Report on Merapi (Indonesia) — 18 September-24 September 2019
Smithsonian / US Geological Survey Weekly Volcanic Activity Report,
18 September-24 September 2019
Managing Editor: Sally Kuhn Sennert
Please cite this report as:
Global Volcanism Program, 2019. Report on Merapi (Indonesia). In: Sennert, S K (ed.), Weekly Volcanic Activity Report, 18 September-24 September 2019. Smithsonian Institution and US Geological Survey.
7.54°S, 110.446°E; summit elev. 2910 m
All times are local (unless otherwise noted)
PVMBG reported that the lava dome at Merapi slowly grew during 16-22 September and was an estimated 468,000 cubic meters, based on 19 September measurements from drone photos. Extruded lava fell into the upper parts of the SE flank, generating block-and-ash flows that traveled as far as 1.3 km down the Gendol drainage during 17 and 20-21 September. Diffuse white plumes rose as high as 100 m above the summit. At 1136 on 22 September the seismic network began recording signals indicating pyroclastic-flow generation, that lasted two minutes and five seconds; pyroclastic flows traveled 1.2 km down the Gendol drainage. An ash plume rose around 800 m above the summit and caused minor ashfall in areas as far as 15 km SW. Temperature increases at several points on the lava dome were recorded about one hour before the event. The Alert Level remained at 2 (on a scale of 1-4), and residents were warned to stay outside of the 3-km exclusion zone.
Geological Summary. Merapi, one of Indonesia's most active volcanoes, lies in one of the world's most densely populated areas and dominates the landscape immediately north of the major city of Yogyakarta. It is the youngest and southernmost of a volcanic chain extending NNW to Ungaran volcano. Growth of Old Merapi during the Pleistocene ended with major edifice collapse perhaps about 2,000 years ago, leaving a large arcuate scarp cutting the eroded older Batulawang volcano.
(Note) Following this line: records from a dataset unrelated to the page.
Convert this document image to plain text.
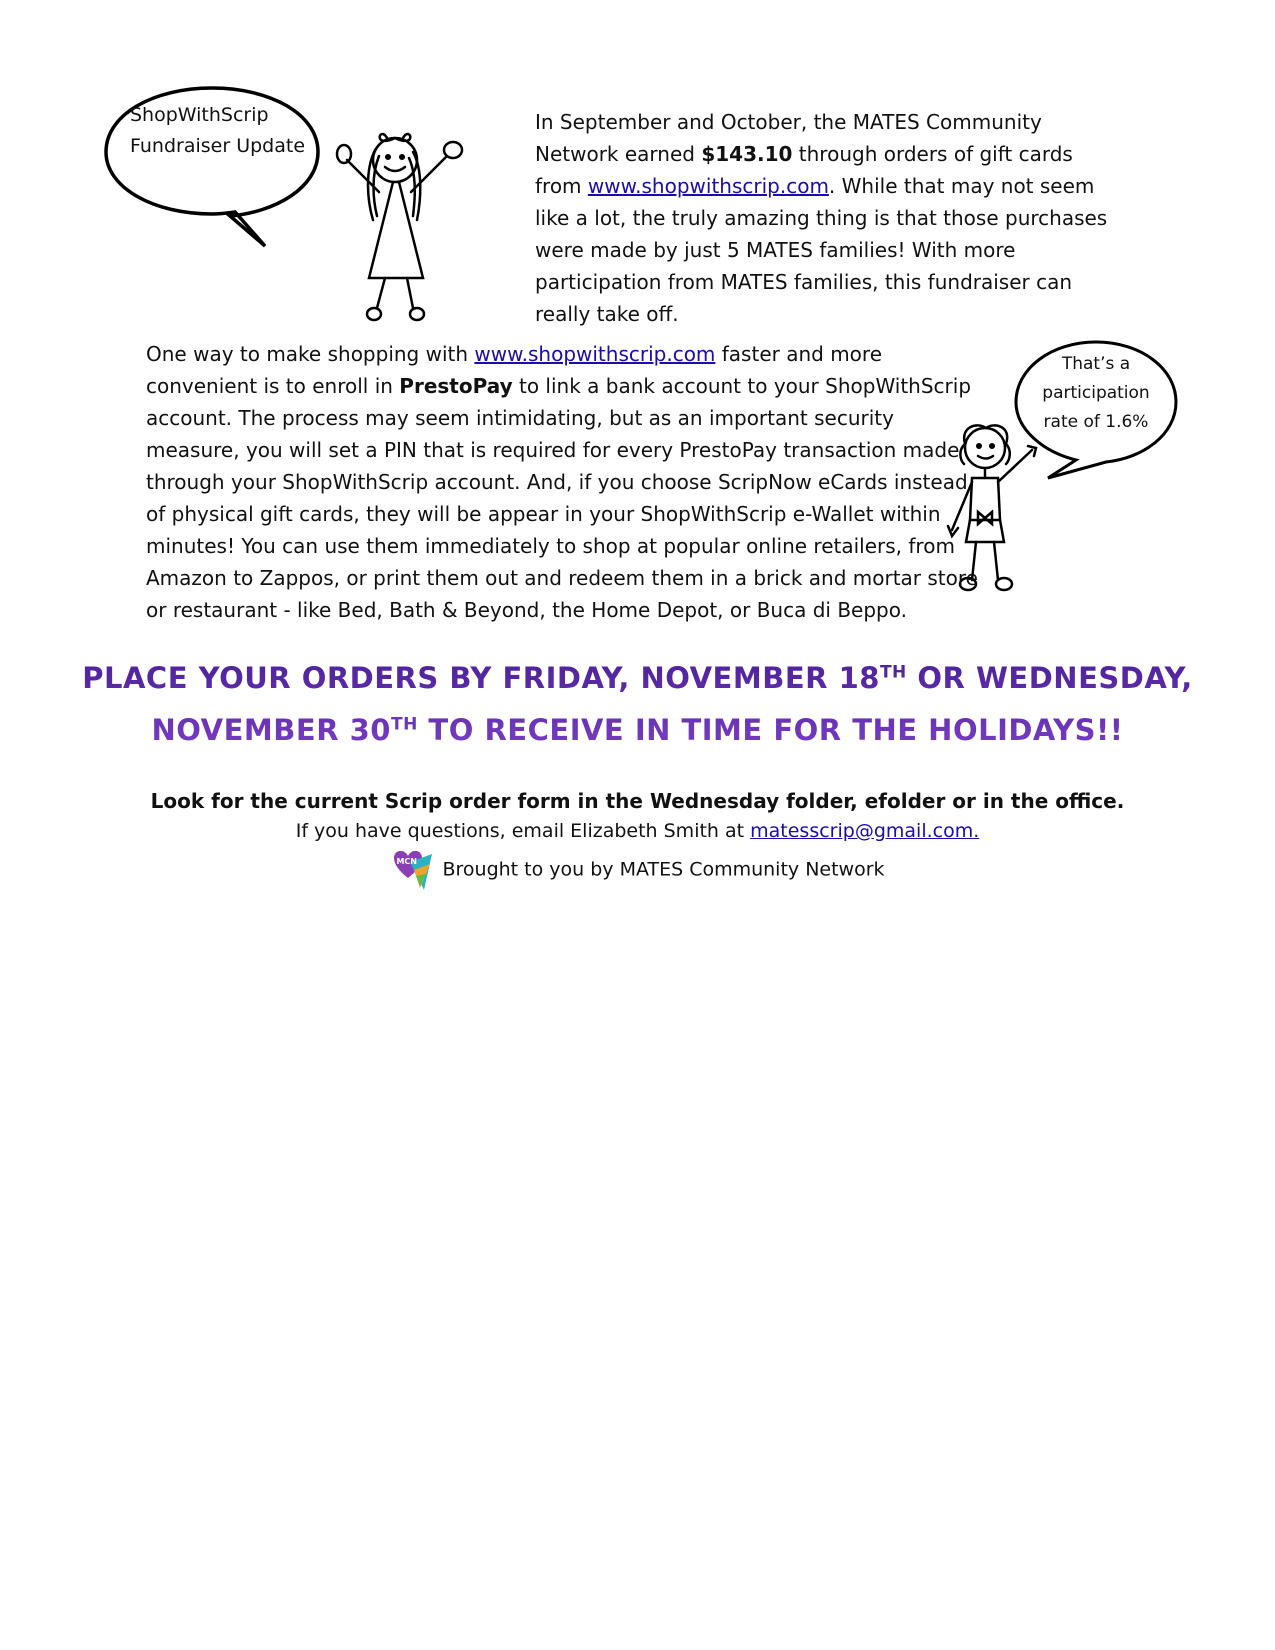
ShopWithScrip
Fundraiser Update
In September and October, the MATES Community Network earned $143.10 through orders of gift cards from www.shopwithscrip.com. While that may not seem like a lot, the truly amazing thing is that those purchases were made by just 5 MATES families! With more participation from MATES families, this fundraiser can really take off.
That’s a
participation
rate of 1.6%
One way to make shopping with www.shopwithscrip.com faster and more convenient is to enroll in PrestoPay to link a bank account to your ShopWithScrip account. The process may seem intimidating, but as an important security measure, you will set a PIN that is required for every PrestoPay transaction made through your ShopWithScrip account. And, if you choose ScripNow eCards instead of physical gift cards, they will be appear in your ShopWithScrip e-Wallet within minutes! You can use them immediately to shop at popular online retailers, from Amazon to Zappos, or print them out and redeem them in a brick and mortar store or restaurant - like Bed, Bath & Beyond, the Home Depot, or Buca di Beppo.
PLACE YOUR ORDERS BY FRIDAY, NOVEMBER 18TH OR WEDNESDAY,
NOVEMBER 30TH TO RECEIVE IN TIME FOR THE HOLIDAYS!!
Look for the current Scrip order form in the Wednesday folder, efolder or in the office.
If you have questions, email Elizabeth Smith at matesscrip@gmail.com.
MCN Brought to you by MATES Community Network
Subsequent growth of the steep-sided Young Merapi edifice, its upper part unvegetated due to frequent activity, began SW of the earlier collapse scarp. Pyroclastic flows and lahars accompanying growth and collapse of the steep-sided active summit lava dome have devastated cultivated lands on the western-to-southern flanks and caused many fatalities.